Long-distance entanglements in your late 30s are as ill-advised as they are hot, and there was no one more captivating to me than my husband as a stranger. He was horrendously inappropriate. An arriviste from a famously inscrutable patch of Europe, he had no one who could vouch for him. He lived clear across the country, smoked two packs a day, drank far too much, and when soused, had a quarrelsome habit of doing hard drugs of completely unknown provenance.

I knew I loved him when he asked me if I’d ever had sex sober. I was visiting him in New York and we were waiting for the subway on our way to a house party out in Canarsie, bottles clinking in red plastic bags. It was the thick of July, when the sweat pools at the small of your back and then sluices down your bare legs no matter how still you are. I couldn’t believe the temerity of his question, the absolute gall. I was appalled in the way you can be only when completely exposed, indignant to be accused yet humiliated to be found out. My entire sexual history began with coercion at age 13 and continued in anesthetized, obliging politeness like one of those cats bred to go slack at any hint of agitation. In so many other instances I would have laughed, acidly switched subjects, and later blocked his calls. But in that moment, waiting for the L, he was the hot priest breaking Fleabag‘s already broken fourth wall, piercing through to this other, jarringly transparent dimension. It was an observation, not an indictment. An entreaty to draw closer. I was back in New York within five months. And joined a few 12-step groups.

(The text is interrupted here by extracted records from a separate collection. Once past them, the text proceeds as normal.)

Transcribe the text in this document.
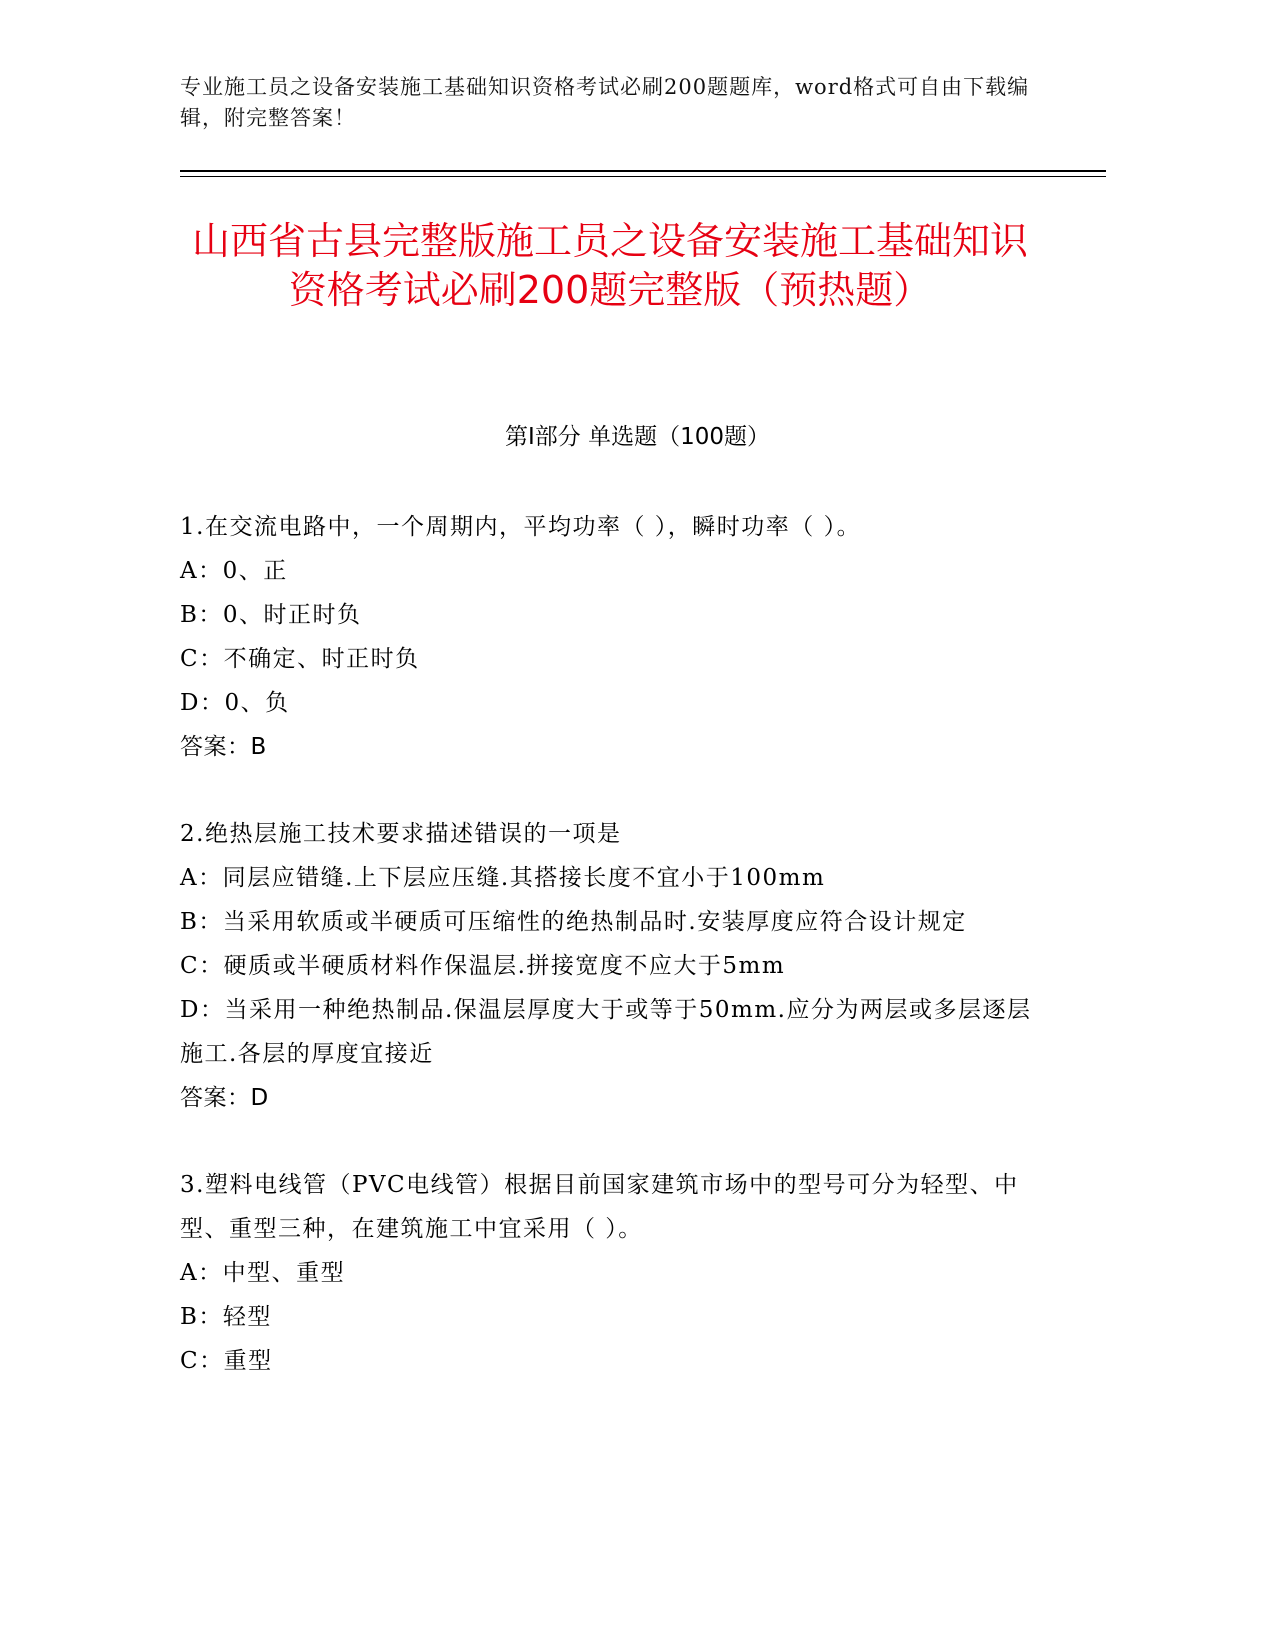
专业施工员之设备安装施工基础知识资格考试必刷200题题库，word格式可自由下载编辑，附完整答案！
山西省古县完整版施工员之设备安装施工基础知识资格考试必刷200题完整版（预热题）
第Ⅰ部分 单选题（100题）
1.在交流电路中，一个周期内，平均功率（ ），瞬时功率（ ）。
A：0、正
B：0、时正时负
C：不确定、时正时负
D：0、负
答案：B
2.绝热层施工技术要求描述错误的一项是
A：同层应错缝.上下层应压缝.其搭接长度不宜小于100mm
B：当采用软质或半硬质可压缩性的绝热制品时.安装厚度应符合设计规定
C：硬质或半硬质材料作保温层.拼接宽度不应大于5mm
D：当采用一种绝热制品.保温层厚度大于或等于50mm.应分为两层或多层逐层施工.各层的厚度宜接近
答案：D
3.塑料电线管（PVC电线管）根据目前国家建筑市场中的型号可分为轻型、中型、重型三种，在建筑施工中宜采用（ ）。
A：中型、重型
B：轻型
C：重型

When we married at City Hall in downtown Brooklyn, me clutching a fistful of deli flowers, him grinning helplessly because there was a housefly that kept landing in my hair, I was happy. I was nearing 40 and had no designs on children; my only requirements for a wedding were that it be in the city and that I wouldn’t have to see my mother. I reasoned that with zero guests, save a photographer to serve as witness, everyone would be offended equally.